Integrity controls
Integrity controls
What integrity controls are
When a candidate takes an assessment online, the team needs confidence that the result reflects their own performance. Integrity controls are context signals recorded during the session —always with consent— that the team can review alongside the rest of the evidence. They are not a detector or a verdict: they are comparable context to support human reading.
They work in two complementary layers: design measures that shape the assessment in advance, and in-session monitors that record environment signals while the candidate answers.
Layer 1: design measures
The first layer acts before the session: it is built into how the assessment is designed. The goal is for every candidate to take it under comparable conditions, with no need to watch over anyone.
- Large question banks and randomized order, so two people don’t see exactly the same thing.
- Calibrated time limits per assessment, keeping the same yardstick for everyone.
- Unique invitation links per candidate.
- Equivalent versions of the same test for recurring processes.
Layer 2: in-session monitors
The second layer records context signals while the candidate answers. Each of these signals is optional, configured by role and country, and only activated with the candidate’s informed consent. They are presented to the team as context, not as an honesty score.
- Camera and environment: with consent, records context signals from the assessment environment.
- Full screen and window changes: records whether the assessment loses focus, as a context signal.
- IP and device: helps confirm session continuity and technical conditions.
- Pace and response times: add comparable context about how the test was taken.
None of these signals issues a conclusion on its own. They are delivered to the recruiter to interpret alongside the rest of the evidence and to decide, with human judgment, whether a point is worth discussing with the person.
What they do NOT do
- They don’t issue a cheating or honesty verdict.
- They don’t automatically disqualify any candidate.
- They don’t watch or record anything without consent.
- They don’t replace the recruiter’s judgment or the interview.
- They don’t decide for the team: the final decision is always human.
Frequently asked questions
Do integrity controls detect whether someone is cheating?
They don’t work that way. The controls record context signals during the assessment —with consent— and show them to the team. They don’t issue a cheating or dishonesty verdict: they add context so a person can review and interpret it.
Does a signal automatically disqualify a candidate?
No. No signal disqualifies on its own. Signals support human review; the team interprets them alongside the rest of the evidence and decides whether to discuss the point with the person.
Is the camera used without the candidate knowing?
No. Any sensitive signal —camera, IP, full screen— requires the candidate’s informed consent and is disclosed before the assessment begins. The candidate knows what is recorded and why.
What if the candidate doesn’t want to turn on the camera?
Consent belongs to the candidate. If they decline an optional signal, the team knows and takes it into account during review; it is not an automatic reason for exclusion.
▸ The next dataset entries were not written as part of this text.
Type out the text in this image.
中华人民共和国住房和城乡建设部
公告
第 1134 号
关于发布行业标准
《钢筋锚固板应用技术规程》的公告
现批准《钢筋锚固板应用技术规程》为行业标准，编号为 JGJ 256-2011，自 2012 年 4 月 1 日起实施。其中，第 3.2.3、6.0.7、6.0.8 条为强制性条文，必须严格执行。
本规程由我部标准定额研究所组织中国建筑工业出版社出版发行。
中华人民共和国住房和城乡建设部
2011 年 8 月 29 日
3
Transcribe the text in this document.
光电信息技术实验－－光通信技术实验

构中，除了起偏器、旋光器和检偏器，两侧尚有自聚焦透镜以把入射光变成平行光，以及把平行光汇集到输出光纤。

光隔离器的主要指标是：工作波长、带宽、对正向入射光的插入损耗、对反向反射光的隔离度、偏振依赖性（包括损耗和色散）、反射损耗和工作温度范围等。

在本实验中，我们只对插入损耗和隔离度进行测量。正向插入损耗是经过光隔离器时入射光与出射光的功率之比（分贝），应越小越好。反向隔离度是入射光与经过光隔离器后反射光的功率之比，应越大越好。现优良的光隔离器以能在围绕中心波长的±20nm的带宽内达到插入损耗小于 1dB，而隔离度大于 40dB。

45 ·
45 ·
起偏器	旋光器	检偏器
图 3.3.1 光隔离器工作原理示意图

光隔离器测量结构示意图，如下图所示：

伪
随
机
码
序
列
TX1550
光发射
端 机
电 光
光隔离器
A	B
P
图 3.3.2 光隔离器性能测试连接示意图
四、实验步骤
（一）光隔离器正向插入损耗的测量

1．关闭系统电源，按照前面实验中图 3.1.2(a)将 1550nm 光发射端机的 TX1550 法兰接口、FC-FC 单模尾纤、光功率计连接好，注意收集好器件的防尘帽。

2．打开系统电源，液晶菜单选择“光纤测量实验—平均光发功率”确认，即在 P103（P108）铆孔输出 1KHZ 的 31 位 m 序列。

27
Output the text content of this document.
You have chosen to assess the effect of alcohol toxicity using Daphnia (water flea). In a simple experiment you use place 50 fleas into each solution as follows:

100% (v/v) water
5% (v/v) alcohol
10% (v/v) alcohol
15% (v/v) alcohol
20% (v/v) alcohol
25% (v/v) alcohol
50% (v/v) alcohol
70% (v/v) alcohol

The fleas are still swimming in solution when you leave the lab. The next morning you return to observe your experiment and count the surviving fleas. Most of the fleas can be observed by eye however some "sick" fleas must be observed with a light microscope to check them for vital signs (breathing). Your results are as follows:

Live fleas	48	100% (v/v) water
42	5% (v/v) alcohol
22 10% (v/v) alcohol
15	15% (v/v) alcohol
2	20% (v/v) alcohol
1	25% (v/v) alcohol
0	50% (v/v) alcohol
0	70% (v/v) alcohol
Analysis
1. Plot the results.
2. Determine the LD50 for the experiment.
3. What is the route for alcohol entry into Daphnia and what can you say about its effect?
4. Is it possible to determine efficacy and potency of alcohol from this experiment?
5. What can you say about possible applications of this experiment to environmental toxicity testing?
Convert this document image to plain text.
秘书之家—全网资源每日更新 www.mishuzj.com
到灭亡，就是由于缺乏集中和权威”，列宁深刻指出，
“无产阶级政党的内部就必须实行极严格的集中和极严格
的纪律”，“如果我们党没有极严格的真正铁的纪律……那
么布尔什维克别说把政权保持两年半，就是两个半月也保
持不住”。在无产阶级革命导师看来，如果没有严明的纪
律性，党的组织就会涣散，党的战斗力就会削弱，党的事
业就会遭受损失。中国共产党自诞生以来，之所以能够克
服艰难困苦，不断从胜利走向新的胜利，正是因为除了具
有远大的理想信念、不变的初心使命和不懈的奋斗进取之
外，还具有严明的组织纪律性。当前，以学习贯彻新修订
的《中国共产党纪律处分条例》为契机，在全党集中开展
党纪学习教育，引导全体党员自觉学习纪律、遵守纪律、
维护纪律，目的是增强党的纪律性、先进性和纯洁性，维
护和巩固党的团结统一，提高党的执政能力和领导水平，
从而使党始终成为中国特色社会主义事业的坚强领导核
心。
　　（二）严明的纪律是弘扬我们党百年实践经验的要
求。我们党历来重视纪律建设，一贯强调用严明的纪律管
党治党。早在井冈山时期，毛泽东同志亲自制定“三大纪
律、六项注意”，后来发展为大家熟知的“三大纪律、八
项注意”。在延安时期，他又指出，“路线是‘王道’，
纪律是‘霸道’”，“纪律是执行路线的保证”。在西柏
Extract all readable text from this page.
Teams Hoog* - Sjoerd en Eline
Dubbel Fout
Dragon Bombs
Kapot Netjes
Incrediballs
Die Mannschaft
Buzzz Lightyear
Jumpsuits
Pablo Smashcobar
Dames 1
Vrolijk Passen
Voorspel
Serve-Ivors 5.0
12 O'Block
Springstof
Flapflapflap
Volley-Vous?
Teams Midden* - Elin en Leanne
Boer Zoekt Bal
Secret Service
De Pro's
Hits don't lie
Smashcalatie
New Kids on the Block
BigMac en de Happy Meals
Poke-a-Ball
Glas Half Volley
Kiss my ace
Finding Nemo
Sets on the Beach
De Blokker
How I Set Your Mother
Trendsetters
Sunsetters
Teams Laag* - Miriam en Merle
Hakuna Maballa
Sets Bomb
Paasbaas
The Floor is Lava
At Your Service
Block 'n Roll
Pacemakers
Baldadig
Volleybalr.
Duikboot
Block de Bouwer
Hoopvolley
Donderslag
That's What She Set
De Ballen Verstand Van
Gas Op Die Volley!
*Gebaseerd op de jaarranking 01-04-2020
How to proceed is a human decision.
Do integrity signals replace the recruiter’s judgment?
No. They are one more layer of context, not a conclusion. The recruiter still reads the full body of evidence, weighs it and decides. The controls help prioritize what to look at more closely.
What signals are recorded during the session?
Depending on the configuration and consent, context signals such as window or full-screen changes, response pace or environment signals may be recorded. They are presented as comparable context, not as an honesty score.